Energy is a resource. Its rate of use is power. Both impose bounds to efficient operation. An application (in most cases) has a base level energy consumption budget. The full set of operations requires a minimum amount of energy. Additional energy will be required depending on data movement, speculative execution, runtime and operating system support mechanisms, and additional work for fault tolerance and security. A last contribution to the energy consumption is choice of processor core rate modulated by variable clock rate, voltage, or other perturbation. This is of value for such techniques as “sprinting” for attacking Amdahl effects.

The tradeoff between energy and power is performance and requires advanced dynamic methods of applying work demand to physical resources. Energy, like time, is a resource that needs to be managed. The number of pJ/nsec is a measure of power while ops/nsec is performance. The tradeoff therefore is performance versus power. But the energy usage varies continuously as the computation workflow varies according to the program requirement and the balance of the machine. ParalleX incorporates a means of managing energy without imposing the policies to be employed.

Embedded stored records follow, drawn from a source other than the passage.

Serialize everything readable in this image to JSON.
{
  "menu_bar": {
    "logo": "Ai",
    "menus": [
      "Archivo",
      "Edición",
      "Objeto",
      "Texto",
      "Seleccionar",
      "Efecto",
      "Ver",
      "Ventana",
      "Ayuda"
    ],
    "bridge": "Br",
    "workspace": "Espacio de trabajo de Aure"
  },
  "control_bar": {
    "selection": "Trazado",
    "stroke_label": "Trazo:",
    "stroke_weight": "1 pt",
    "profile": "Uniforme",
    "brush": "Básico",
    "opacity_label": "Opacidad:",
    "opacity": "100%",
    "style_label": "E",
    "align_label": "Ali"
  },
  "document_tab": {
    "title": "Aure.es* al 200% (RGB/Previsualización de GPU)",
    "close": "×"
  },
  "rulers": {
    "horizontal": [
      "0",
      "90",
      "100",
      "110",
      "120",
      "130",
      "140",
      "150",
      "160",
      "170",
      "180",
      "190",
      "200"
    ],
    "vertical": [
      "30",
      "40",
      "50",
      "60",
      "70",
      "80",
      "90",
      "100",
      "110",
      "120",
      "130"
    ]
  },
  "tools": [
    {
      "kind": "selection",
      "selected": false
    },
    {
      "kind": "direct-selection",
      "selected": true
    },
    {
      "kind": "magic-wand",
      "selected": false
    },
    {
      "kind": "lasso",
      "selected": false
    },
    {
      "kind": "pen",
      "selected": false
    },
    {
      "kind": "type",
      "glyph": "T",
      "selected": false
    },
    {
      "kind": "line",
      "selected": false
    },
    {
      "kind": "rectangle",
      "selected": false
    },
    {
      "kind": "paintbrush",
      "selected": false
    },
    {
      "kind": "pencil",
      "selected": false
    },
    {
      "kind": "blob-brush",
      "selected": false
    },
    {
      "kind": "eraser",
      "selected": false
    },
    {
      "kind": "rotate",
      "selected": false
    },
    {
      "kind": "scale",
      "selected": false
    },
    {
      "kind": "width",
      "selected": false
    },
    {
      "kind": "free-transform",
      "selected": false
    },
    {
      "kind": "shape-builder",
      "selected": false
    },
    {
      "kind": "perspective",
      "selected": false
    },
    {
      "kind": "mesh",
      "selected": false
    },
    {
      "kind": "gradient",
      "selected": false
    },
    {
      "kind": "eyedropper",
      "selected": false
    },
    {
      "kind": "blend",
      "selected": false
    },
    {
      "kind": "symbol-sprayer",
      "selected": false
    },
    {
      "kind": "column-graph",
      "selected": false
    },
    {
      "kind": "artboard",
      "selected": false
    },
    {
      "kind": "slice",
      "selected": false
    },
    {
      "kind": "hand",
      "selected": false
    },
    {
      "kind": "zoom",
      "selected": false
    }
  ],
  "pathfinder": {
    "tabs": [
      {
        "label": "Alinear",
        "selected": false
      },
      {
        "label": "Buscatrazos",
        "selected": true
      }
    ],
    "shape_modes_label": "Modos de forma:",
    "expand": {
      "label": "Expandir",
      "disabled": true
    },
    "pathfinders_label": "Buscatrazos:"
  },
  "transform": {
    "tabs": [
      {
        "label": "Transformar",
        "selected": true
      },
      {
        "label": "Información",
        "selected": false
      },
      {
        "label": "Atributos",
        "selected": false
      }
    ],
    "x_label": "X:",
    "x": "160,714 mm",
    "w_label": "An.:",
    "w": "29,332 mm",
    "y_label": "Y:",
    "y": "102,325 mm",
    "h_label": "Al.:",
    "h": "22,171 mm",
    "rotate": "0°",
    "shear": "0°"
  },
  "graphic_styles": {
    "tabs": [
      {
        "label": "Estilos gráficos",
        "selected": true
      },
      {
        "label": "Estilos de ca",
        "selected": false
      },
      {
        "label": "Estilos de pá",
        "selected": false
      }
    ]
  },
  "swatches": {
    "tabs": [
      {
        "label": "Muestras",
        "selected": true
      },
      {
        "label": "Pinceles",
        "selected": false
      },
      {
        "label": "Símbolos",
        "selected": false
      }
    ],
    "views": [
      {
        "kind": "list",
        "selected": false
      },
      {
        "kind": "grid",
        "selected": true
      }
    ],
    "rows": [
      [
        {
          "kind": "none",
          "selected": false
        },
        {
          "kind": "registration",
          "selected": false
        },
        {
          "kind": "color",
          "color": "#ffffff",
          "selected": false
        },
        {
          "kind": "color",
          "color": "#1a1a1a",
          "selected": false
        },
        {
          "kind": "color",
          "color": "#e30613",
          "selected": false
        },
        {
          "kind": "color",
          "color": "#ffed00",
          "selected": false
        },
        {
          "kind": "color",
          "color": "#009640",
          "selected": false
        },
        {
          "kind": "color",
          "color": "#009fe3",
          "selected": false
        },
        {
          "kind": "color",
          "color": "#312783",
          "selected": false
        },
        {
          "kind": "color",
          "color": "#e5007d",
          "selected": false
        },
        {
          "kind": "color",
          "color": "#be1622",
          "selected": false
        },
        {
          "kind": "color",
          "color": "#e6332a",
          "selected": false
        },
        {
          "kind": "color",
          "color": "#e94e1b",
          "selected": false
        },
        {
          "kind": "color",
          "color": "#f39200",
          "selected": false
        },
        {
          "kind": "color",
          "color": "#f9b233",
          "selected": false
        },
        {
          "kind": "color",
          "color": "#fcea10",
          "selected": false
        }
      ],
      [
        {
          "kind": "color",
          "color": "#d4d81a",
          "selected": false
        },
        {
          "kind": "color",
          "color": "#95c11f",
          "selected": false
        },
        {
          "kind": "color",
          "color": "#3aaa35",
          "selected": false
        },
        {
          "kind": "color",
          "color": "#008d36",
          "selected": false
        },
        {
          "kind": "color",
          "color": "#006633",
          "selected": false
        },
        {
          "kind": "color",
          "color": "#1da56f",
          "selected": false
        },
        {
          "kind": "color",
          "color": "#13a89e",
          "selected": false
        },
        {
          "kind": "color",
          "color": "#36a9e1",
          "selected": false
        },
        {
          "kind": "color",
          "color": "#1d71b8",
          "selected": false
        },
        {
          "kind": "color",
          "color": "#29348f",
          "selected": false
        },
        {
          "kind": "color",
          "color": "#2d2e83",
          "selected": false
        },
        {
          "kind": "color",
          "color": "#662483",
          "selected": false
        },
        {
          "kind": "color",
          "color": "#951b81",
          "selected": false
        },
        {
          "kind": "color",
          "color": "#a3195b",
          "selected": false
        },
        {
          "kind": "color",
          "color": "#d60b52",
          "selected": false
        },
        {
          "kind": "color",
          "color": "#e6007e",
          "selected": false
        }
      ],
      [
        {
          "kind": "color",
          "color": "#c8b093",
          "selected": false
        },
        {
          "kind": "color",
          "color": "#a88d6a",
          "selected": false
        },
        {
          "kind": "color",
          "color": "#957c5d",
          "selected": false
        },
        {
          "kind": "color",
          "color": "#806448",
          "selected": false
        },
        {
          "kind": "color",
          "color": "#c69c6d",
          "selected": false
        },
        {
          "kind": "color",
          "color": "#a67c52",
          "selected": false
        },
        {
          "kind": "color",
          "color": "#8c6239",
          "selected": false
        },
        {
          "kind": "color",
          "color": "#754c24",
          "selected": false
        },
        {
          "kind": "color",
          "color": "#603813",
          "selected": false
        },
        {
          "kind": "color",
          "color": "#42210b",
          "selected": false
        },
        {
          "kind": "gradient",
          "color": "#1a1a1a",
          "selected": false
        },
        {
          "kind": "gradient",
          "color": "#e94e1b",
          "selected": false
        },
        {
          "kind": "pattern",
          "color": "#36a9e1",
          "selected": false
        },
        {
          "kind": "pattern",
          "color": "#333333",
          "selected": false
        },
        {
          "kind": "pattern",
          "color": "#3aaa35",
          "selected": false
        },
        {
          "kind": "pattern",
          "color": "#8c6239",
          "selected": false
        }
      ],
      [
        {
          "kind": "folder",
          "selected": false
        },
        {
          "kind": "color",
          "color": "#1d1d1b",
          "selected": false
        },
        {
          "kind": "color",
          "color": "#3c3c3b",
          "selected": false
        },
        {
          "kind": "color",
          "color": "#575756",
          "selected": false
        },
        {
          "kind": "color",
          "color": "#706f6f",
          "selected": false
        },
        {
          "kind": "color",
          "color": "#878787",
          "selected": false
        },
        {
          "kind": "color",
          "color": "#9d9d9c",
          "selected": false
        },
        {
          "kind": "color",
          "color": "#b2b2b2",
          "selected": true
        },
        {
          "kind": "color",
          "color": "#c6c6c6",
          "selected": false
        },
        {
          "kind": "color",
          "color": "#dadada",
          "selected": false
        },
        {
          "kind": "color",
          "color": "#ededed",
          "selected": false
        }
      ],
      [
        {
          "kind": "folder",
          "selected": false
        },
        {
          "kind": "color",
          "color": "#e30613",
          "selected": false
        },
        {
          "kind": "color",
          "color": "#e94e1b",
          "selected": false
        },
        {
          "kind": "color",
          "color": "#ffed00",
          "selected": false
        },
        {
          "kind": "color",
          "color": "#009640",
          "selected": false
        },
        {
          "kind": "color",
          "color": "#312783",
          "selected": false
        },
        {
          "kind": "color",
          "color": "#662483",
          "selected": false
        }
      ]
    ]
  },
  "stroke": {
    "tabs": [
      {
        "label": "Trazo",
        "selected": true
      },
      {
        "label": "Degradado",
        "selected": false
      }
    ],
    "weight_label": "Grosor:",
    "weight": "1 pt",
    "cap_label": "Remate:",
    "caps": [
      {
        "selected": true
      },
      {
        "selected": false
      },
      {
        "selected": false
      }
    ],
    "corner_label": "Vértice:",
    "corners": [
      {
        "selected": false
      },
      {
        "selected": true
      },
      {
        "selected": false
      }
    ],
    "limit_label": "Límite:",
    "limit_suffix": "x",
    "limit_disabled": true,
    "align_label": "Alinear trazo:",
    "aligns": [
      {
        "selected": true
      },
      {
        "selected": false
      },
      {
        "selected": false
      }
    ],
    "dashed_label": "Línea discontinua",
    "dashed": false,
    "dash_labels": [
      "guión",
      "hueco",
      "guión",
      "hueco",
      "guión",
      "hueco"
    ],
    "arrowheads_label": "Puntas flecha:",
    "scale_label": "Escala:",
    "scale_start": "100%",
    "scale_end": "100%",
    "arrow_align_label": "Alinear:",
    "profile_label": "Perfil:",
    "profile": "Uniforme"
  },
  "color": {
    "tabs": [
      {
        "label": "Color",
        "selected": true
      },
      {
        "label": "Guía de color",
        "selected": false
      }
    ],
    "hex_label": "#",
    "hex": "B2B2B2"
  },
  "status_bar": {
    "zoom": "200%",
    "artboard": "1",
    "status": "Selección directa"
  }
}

As part of the ParalleX structure, there is a set of interfaces that provide a source of operational state measurements and means of controlling key operational parameters. For each locality,

ParalleX assumes it has access to monitoring mechanisms for:

 executing threads,

 local memory access,

 remote data movement, and

 ancillary control actions.

It also has measures of energy requirements for each class of operation to provide estimates of power and energy consumption as well as overall power usage on a coarser gain for correlation and calibration. For control purposes ParalleX assumes the ability to modulate key operational parameters including:

 voltage rails,

 clock rate for processor cores,

 bit rate for communication channels,

 resource module on or off (active/quiescent), and others

With these, ParalleX includes interface protocols for policy procedures to be incorporated for optimizing power consumption according to user requirements.